Wie Menschen und Tiere sollen die Roboter von Boston Dynamics irgendwann nahezu keine Grenzen in ihrer Bewegungsfreiheit haben. Das ist eine schöne Vision, aber sind die aktuell aufgeführten Sportübungen und Tanzeinlagen tatsächlich mehr als eine technische Spielerei? Wo liegt der Nutzen, wo der kommerzielle Einsatz? „Wir denken, dass die Fähigkeiten, die mit Tanz und Parkour verbunden sind, wie Agilität, Gleichgewicht und Wahrnehmung, grundlegend für eine Vielzahl von Roboteranwendungen sind“, sagt Aaron Saunders, Entwicklungschef von Boston Dynamics. Aus den verschiedenen Aktionen und Versuchen, die auf den ersten Blick nur seltsam und lustig erschienen, hätten seine Kollegen und er viel über die Robustheit der Technik gelernt. Spot sei aufgrund dieser Erfahrung inzwischen so wartungsarm, dass er ähnlich wie ein Auto sehr lange am Stück betrieben werden könne, ohne dass jemand eingreifen müsse.
Schau mir in die Augen, Robo!
Der Entertainment-Konzern Disney setzt auf Roboter aus dem eigenen Entwicklungslabor als Doubles in Filmen und Themenparks
Auftragsforschung fürs Pentagon
Der gelbe Vierbeiner ist daher auch das erste kommerzielle Produkt des 1992 von Marc Raibert als Spin-Off des Massachusetts Institute of Technology (MIT) gegründeten Unternehmens. Spot markiert damit eine Zeitenwende.

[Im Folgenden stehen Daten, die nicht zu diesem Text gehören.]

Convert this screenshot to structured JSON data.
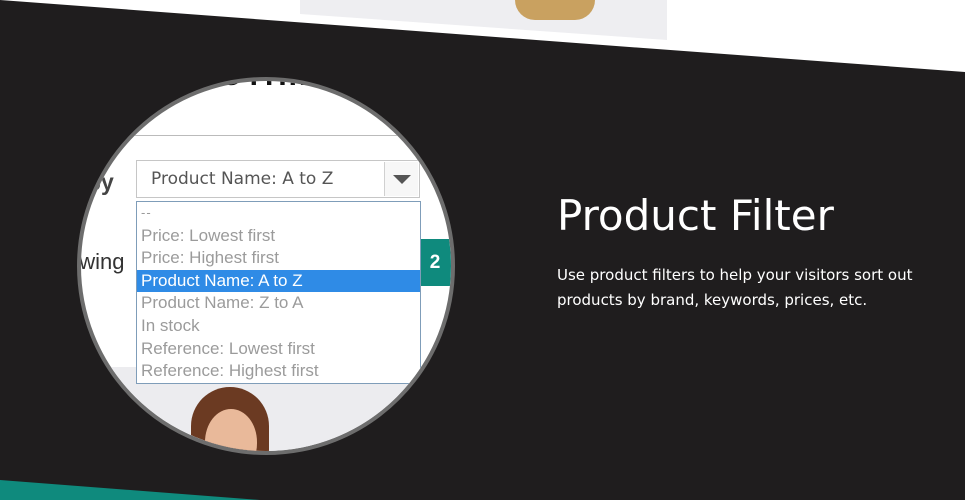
{
  "feature": {
    "title": "Product Filter",
    "description": "Use product filters to help your visitors sort out products by brand, keywords, prices, etc."
  },
  "zoom": {
    "heading_fragment": "LOTHIN",
    "sort_label": "by",
    "selected_value": "Product Name: A to Z",
    "options": [
      "--",
      "Price: Lowest first",
      "Price: Highest first",
      "Product Name: A to Z",
      "Product Name: Z to A",
      "In stock",
      "Reference: Lowest first",
      "Reference: Highest first"
    ],
    "selected_index": 3,
    "showing_text": "owing",
    "page_number": "2"
  },
  "colors": {
    "background": "#1f1d1e",
    "accent": "#0f8a7d",
    "selection": "#2f8be6"
  }
}
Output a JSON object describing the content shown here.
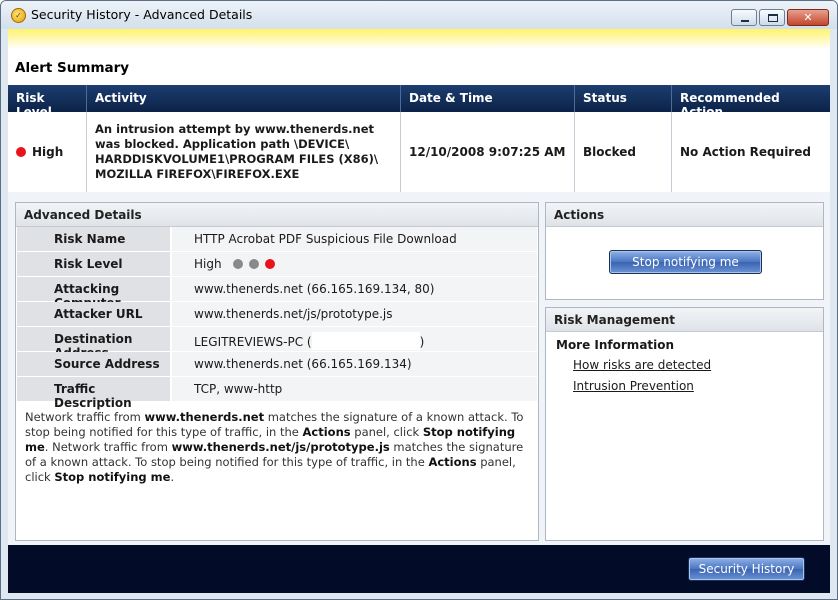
{
  "window": {
    "title": "Security History - Advanced Details"
  },
  "summary": {
    "title": "Alert Summary",
    "headers": [
      "Risk Level",
      "Activity",
      "Date & Time",
      "Status",
      "Recommended Action"
    ],
    "row": {
      "risk_level": "High",
      "activity": "An intrusion attempt by www.thenerds.net was blocked. Application path \\DEVICE\\ HARDDISKVOLUME1\\PROGRAM FILES (X86)\\ MOZILLA FIREFOX\\FIREFOX.EXE",
      "datetime": "12/10/2008 9:07:25 AM",
      "status": "Blocked",
      "recommended_action": "No Action Required"
    }
  },
  "advanced": {
    "title": "Advanced Details",
    "rows": [
      {
        "label": "Risk Name",
        "value": "HTTP Acrobat PDF Suspicious File Download"
      },
      {
        "label": "Risk Level",
        "value": "High"
      },
      {
        "label": "Attacking Computer",
        "value": "www.thenerds.net (66.165.169.134, 80)"
      },
      {
        "label": "Attacker URL",
        "value": "www.thenerds.net/js/prototype.js"
      },
      {
        "label": "Destination Address",
        "value": "LEGITREVIEWS-PC (",
        "value_end": ")"
      },
      {
        "label": "Source Address",
        "value": "www.thenerds.net (66.165.169.134)"
      },
      {
        "label": "Traffic Description",
        "value": "TCP, www-http"
      }
    ],
    "description": {
      "p1": "Network traffic from ",
      "b1": "www.thenerds.net",
      "p2": " matches the signature of a known attack. To stop being notified for this type of traffic, in the ",
      "b2": "Actions",
      "p3": " panel, click ",
      "b3": "Stop notifying me",
      "p4": ". Network traffic from ",
      "b4": "www.thenerds.net/js/prototype.js",
      "p5": " matches the signature of a known attack. To stop being notified for this type of traffic, in the ",
      "b5": "Actions",
      "p6": " panel, click ",
      "b6": "Stop notifying me",
      "p7": "."
    }
  },
  "actions": {
    "title": "Actions",
    "stop_button": "Stop notifying me"
  },
  "risk_management": {
    "title": "Risk Management",
    "more_info": "More Information",
    "links": [
      "How risks are detected",
      "Intrusion Prevention"
    ]
  },
  "footer": {
    "history_button": "Security History"
  },
  "colors": {
    "header_bg": "#0c2247",
    "high_risk": "#e8141a",
    "footer_bg": "#020b27",
    "accent_yellow": "#fff36a"
  }
}
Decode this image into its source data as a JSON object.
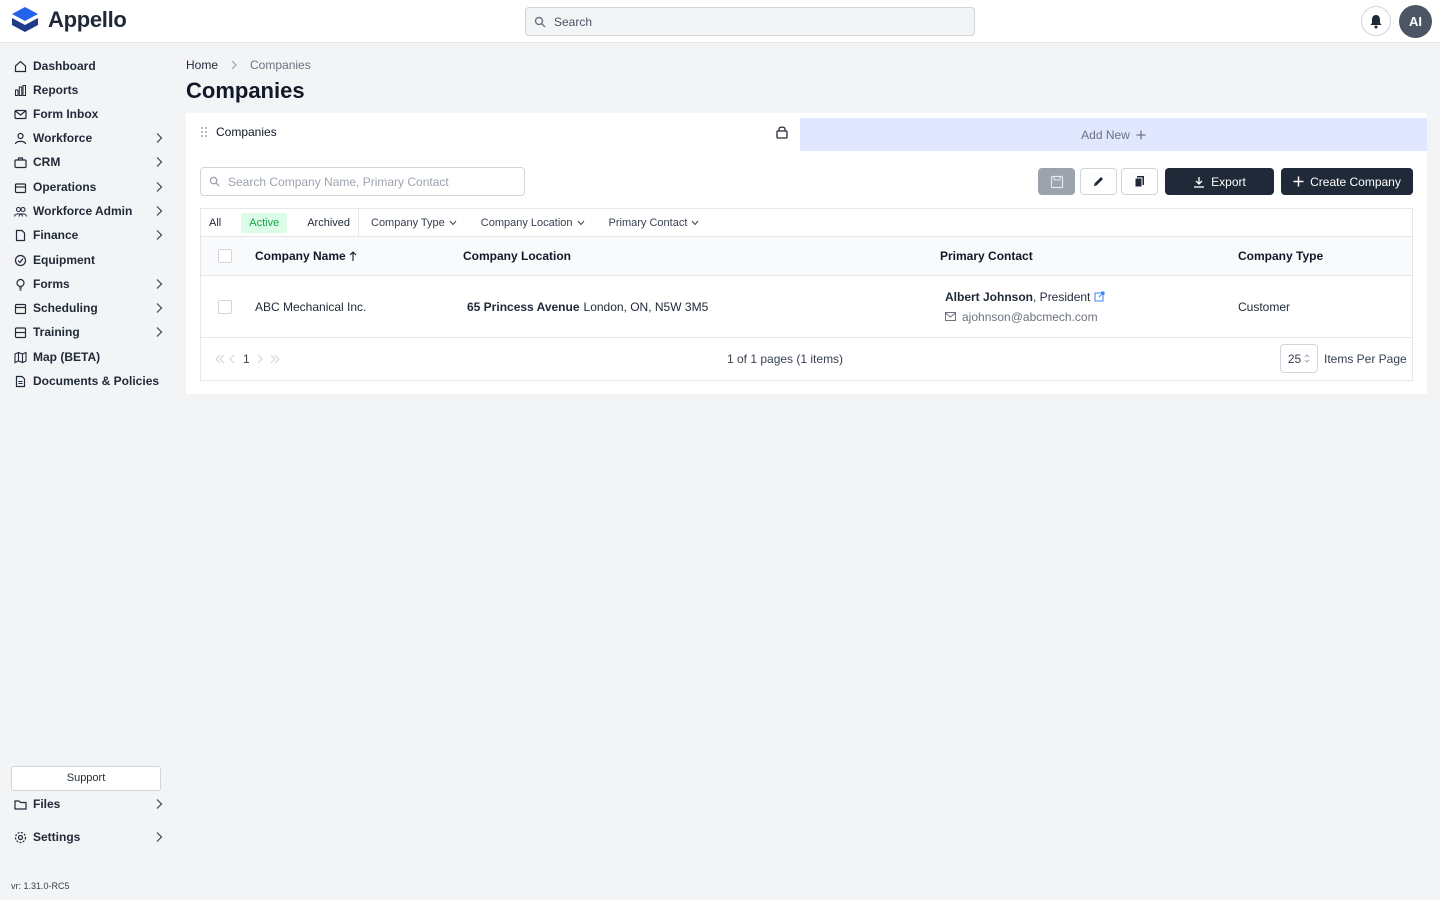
{
  "app": {
    "name": "Appello"
  },
  "topbar": {
    "search_placeholder": "Search",
    "avatar_initials": "AI"
  },
  "sidebar": {
    "items": [
      {
        "label": "Dashboard",
        "icon": "home-icon",
        "chevron": false
      },
      {
        "label": "Reports",
        "icon": "bar-chart-icon",
        "chevron": false
      },
      {
        "label": "Form Inbox",
        "icon": "mail-icon",
        "chevron": false
      },
      {
        "label": "Workforce",
        "icon": "user-icon",
        "chevron": true
      },
      {
        "label": "CRM",
        "icon": "briefcase-icon",
        "chevron": true
      },
      {
        "label": "Operations",
        "icon": "box-icon",
        "chevron": true
      },
      {
        "label": "Workforce Admin",
        "icon": "users-icon",
        "chevron": true
      },
      {
        "label": "Finance",
        "icon": "document-icon",
        "chevron": true
      },
      {
        "label": "Equipment",
        "icon": "check-circle-icon",
        "chevron": false
      },
      {
        "label": "Forms",
        "icon": "lightbulb-icon",
        "chevron": true
      },
      {
        "label": "Scheduling",
        "icon": "calendar-icon",
        "chevron": true
      },
      {
        "label": "Training",
        "icon": "layers-icon",
        "chevron": true
      },
      {
        "label": "Map (BETA)",
        "icon": "map-icon",
        "chevron": false
      },
      {
        "label": "Documents & Policies",
        "icon": "file-text-icon",
        "chevron": false
      }
    ],
    "support_label": "Support",
    "files_label": "Files",
    "settings_label": "Settings",
    "version": "vr: 1.31.0-RC5"
  },
  "breadcrumb": {
    "home": "Home",
    "current": "Companies"
  },
  "page": {
    "title": "Companies"
  },
  "tabs": {
    "active_label": "Companies",
    "add_label": "Add New"
  },
  "toolbar": {
    "search_placeholder": "Search Company Name, Primary Contact",
    "export_label": "Export",
    "create_label": "Create Company"
  },
  "filters": {
    "all": "All",
    "active": "Active",
    "archived": "Archived",
    "dropdowns": [
      "Company Type",
      "Company Location",
      "Primary Contact"
    ]
  },
  "table": {
    "columns": [
      "Company Name",
      "Company Location",
      "Primary Contact",
      "Company Type"
    ],
    "rows": [
      {
        "company_name": "ABC Mechanical Inc.",
        "location_street": "65 Princess Avenue",
        "location_city": "London, ON, N5W 3M5",
        "contact_name": "Albert Johnson",
        "contact_title": ", President",
        "contact_email": "ajohnson@abcmech.com",
        "company_type": "Customer"
      }
    ]
  },
  "pager": {
    "current_page": "1",
    "summary": "1 of 1 pages (1 items)",
    "per_page_value": "25",
    "per_page_label": "Items Per Page"
  },
  "colors": {
    "accent_dark": "#1f2937",
    "active_pill_bg": "#dcfce7",
    "active_pill_fg": "#16a34a",
    "add_tab_bg": "#e0e7ff"
  }
}
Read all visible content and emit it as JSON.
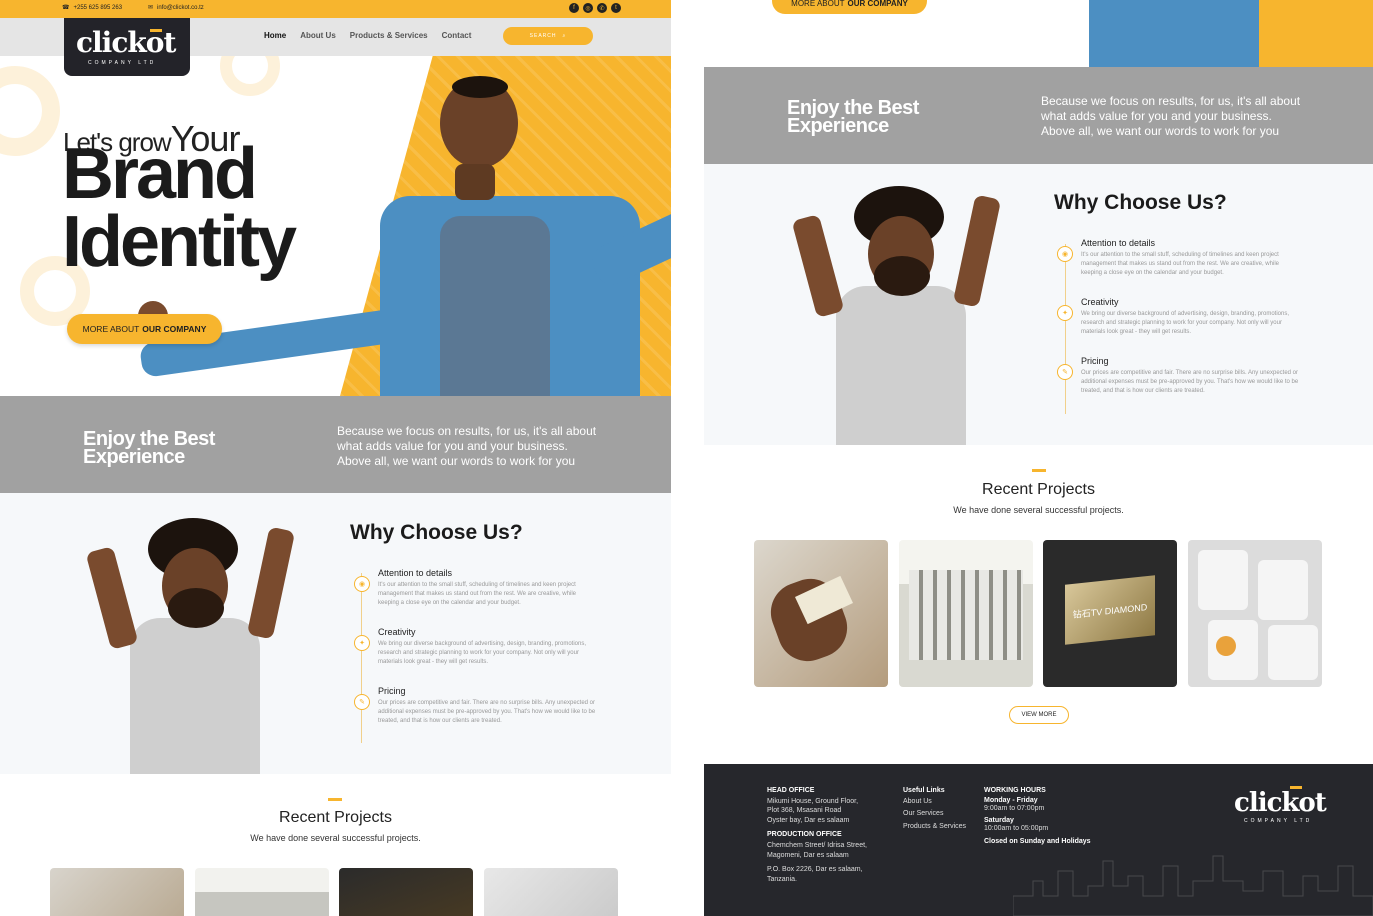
{
  "topbar": {
    "phone": "+255 625 895 263",
    "email": "info@clickot.co.tz"
  },
  "logo": {
    "name": "clickot",
    "sub": "COMPANY LTD"
  },
  "nav": {
    "home": "Home",
    "about": "About Us",
    "products": "Products & Services",
    "contact": "Contact",
    "search_placeholder": "SEARCH"
  },
  "hero": {
    "lets_grow": "Let's grow",
    "your": "Your",
    "brand": "Brand",
    "identity": "Identity",
    "btn_prefix": "MORE ABOUT",
    "btn_bold": "OUR COMPANY"
  },
  "band": {
    "title_line1": "Enjoy the Best",
    "title_line2": "Experience",
    "text": "Because we focus on results, for us, it's all about what adds value for you and your business. Above all, we want our words to work for you"
  },
  "why": {
    "title": "Why Choose Us?",
    "items": [
      {
        "title": "Attention to details",
        "text": "It's our attention to the small stuff, scheduling of timelines and keen project management that makes us stand out from the rest. We are creative, while keeping a close eye on the calendar and your budget."
      },
      {
        "title": "Creativity",
        "text": "We bring our diverse background of advertising, design, branding, promotions, research and strategic planning to work for your company. Not only will your materials look great - they will get results."
      },
      {
        "title": "Pricing",
        "text": "Our prices are competitive and fair. There are no surprise bills. Any unexpected or additional expenses must be pre-approved by you. That's how we would like to be treated, and that is how our clients are treated."
      }
    ]
  },
  "projects": {
    "title": "Recent Projects",
    "subtitle": "We have done several successful projects.",
    "view_more": "VIEW MORE",
    "sign_text": "钻石TV DIAMOND"
  },
  "footer": {
    "head_office_title": "HEAD OFFICE",
    "head_office_l1": "Mikumi House, Ground Floor,",
    "head_office_l2": "Plot 368, Msasani Road",
    "head_office_l3": "Oyster bay, Dar es salaam",
    "production_title": "PRODUCTION OFFICE",
    "production_l1": "Chemchem Street/ Idrisa Street,",
    "production_l2": "Magomeni, Dar es salaam",
    "po_l1": "P.O. Box 2226, Dar es salaam,",
    "po_l2": "Tanzania.",
    "links_title": "Useful Links",
    "link1": "About Us",
    "link2": "Our Services",
    "link3": "Products & Services",
    "hours_title": "WORKING HOURS",
    "days1": "Monday - Friday",
    "hours1": "9:00am to 07:00pm",
    "days2": "Saturday",
    "hours2": "10:00am to 05:00pm",
    "closed": "Closed on Sunday and Holidays"
  },
  "colors": {
    "accent": "#f7b52e",
    "band": "#a1a1a1",
    "footer": "#26272c",
    "dark": "#1b1b1b"
  },
  "icons": [
    "phone-icon",
    "mail-icon",
    "facebook-icon",
    "instagram-icon",
    "whatsapp-icon",
    "twitter-icon",
    "search-icon"
  ]
}
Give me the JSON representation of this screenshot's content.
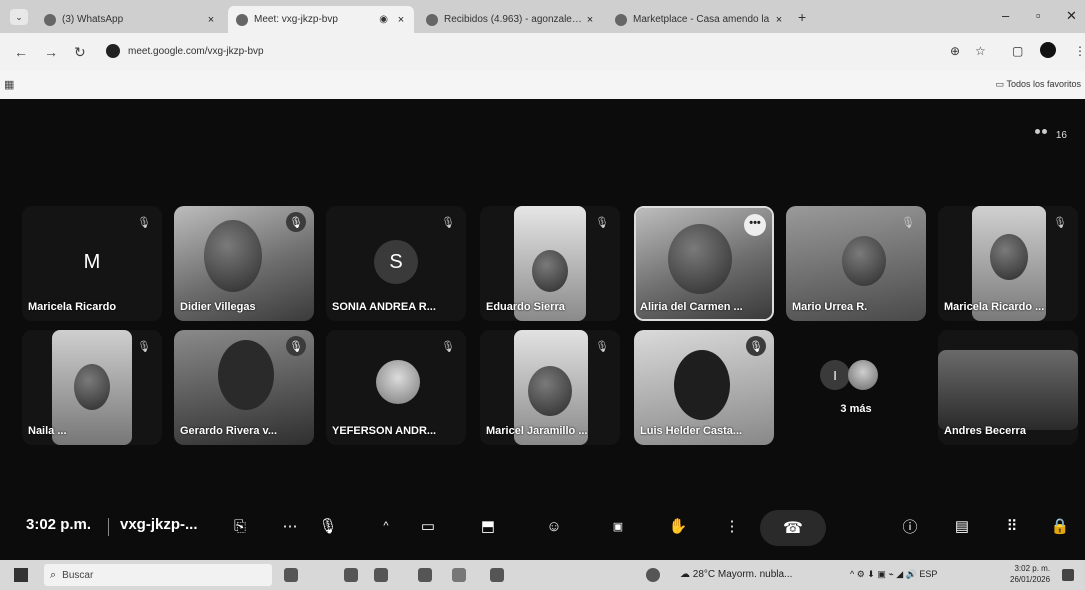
{
  "browser": {
    "tabs": [
      {
        "label": "(3) WhatsApp",
        "active": false
      },
      {
        "label": "Meet: vxg-jkzp-bvp",
        "active": true
      },
      {
        "label": "Recibidos (4.963) - agonzalez...",
        "active": false
      },
      {
        "label": "Marketplace - Casa amendo la",
        "active": false
      }
    ],
    "tab_close_glyph": "×",
    "url": "meet.google.com/vxg-jkzp-bvp",
    "favorites_label": "Todos los favoritos"
  },
  "meeting": {
    "participant_count": "16",
    "participants_row1": [
      {
        "name": "Maricela Ricardo",
        "initial": "M",
        "type": "avatar"
      },
      {
        "name": "Didier Villegas",
        "type": "video"
      },
      {
        "name": "SONIA ANDREA R...",
        "initial": "S",
        "type": "avatar"
      },
      {
        "name": "Eduardo Sierra",
        "type": "video"
      },
      {
        "name": "Aliria del Carmen ...",
        "type": "video"
      },
      {
        "name": "Mario Urrea R.",
        "type": "video"
      },
      {
        "name": "Maricela Ricardo ...",
        "type": "video"
      }
    ],
    "participants_row2": [
      {
        "name": "Naila ...",
        "type": "video"
      },
      {
        "name": "Gerardo Rivera v...",
        "type": "video"
      },
      {
        "name": "YEFERSON ANDR...",
        "type": "video"
      },
      {
        "name": "Maricel Jaramillo ...",
        "type": "video"
      },
      {
        "name": "Luis Helder Casta...",
        "type": "video"
      },
      {
        "name": "3 más",
        "type": "more"
      },
      {
        "name": "Andres Becerra",
        "type": "video"
      }
    ],
    "more_initial": "I",
    "time": "3:02 p.m.",
    "code": "vxg-jkzp-..."
  },
  "taskbar": {
    "search_placeholder": "Buscar",
    "weather": "28°C Mayorm. nubla...",
    "tray_lang": "ESP",
    "clock_time": "3:02 p. m.",
    "clock_date": "26/01/2026"
  }
}
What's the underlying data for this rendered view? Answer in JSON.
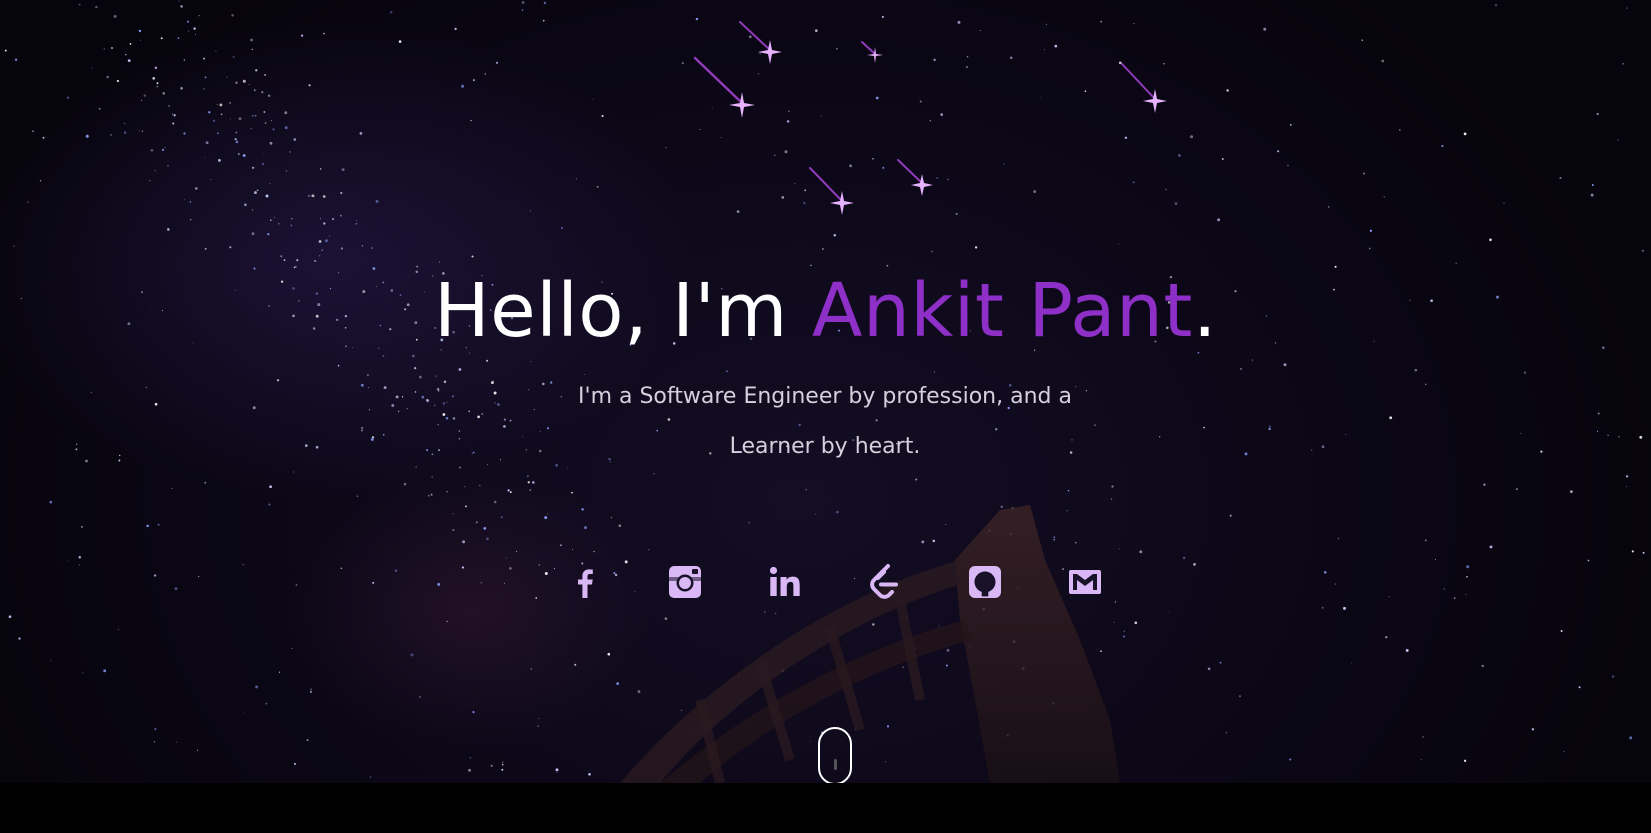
{
  "hero": {
    "greeting": "Hello, I'm ",
    "name": "Ankit Pant",
    "period": ".",
    "subtitle": "I'm a Software Engineer by profession, and a Learner by heart."
  },
  "socials": [
    {
      "icon": "facebook-icon"
    },
    {
      "icon": "instagram-icon"
    },
    {
      "icon": "linkedin-icon"
    },
    {
      "icon": "leetcode-icon"
    },
    {
      "icon": "github-icon"
    },
    {
      "icon": "gmail-icon"
    }
  ],
  "colors": {
    "accent": "#8e2fc7",
    "icon": "#d9b8f5",
    "text": "#ffffff",
    "subtext": "#d4d0dc"
  },
  "scroll_indicator": {
    "icon": "scroll-mouse-icon"
  }
}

Bisher lebte Ex-MIT-Professor Raibert hemmungslos seinen Spieltrieb aus, während andere Roboterhersteller wie Mitsubishi, ABB, Fanuc, Kawasaki, Yaskawa, KUKA oder Dürr ihre metallenen Helfer längst erfolgreich in die Fertigungsprozesse dieser Welt eingebunden haben – als höchst effiziente Arbeiter, die präzise und schnell ihrer monotonen Tätigkeit nachgehen. Raiberts Roboter sollten anders sein. Er wollte nicht weniger als Laufroboter entwickeln, die so wendig und geschickt sind wie Menschen und Tiere. Teure Forschungsarbeit ohne Marktbezug, die sich das Start-up leisten konnte, da es mit der DARPA, einer Forschungsagentur des US-Verteidigungsministeriums, früh einen potenten Sponsor fand. Für die Pentagon-Ideenschmiede entwickelte Boston Dynamics etwa das Legged Squad Support System (LS3), ein geländegängiges Roboter-Maultier, das Soldaten bis zu 180 Kilogramm Feldgepäck abnehmen und gut 30 Kilometer weit tragen konnte. Auch Atlas-Vorgänger Petman gehörte zu den DARPA-Auftragsentwicklungen. Mit dem Humanoiden wurde Spezialkleidung getestet, die Soldaten zum Schutz gegen Chemikalien tragen.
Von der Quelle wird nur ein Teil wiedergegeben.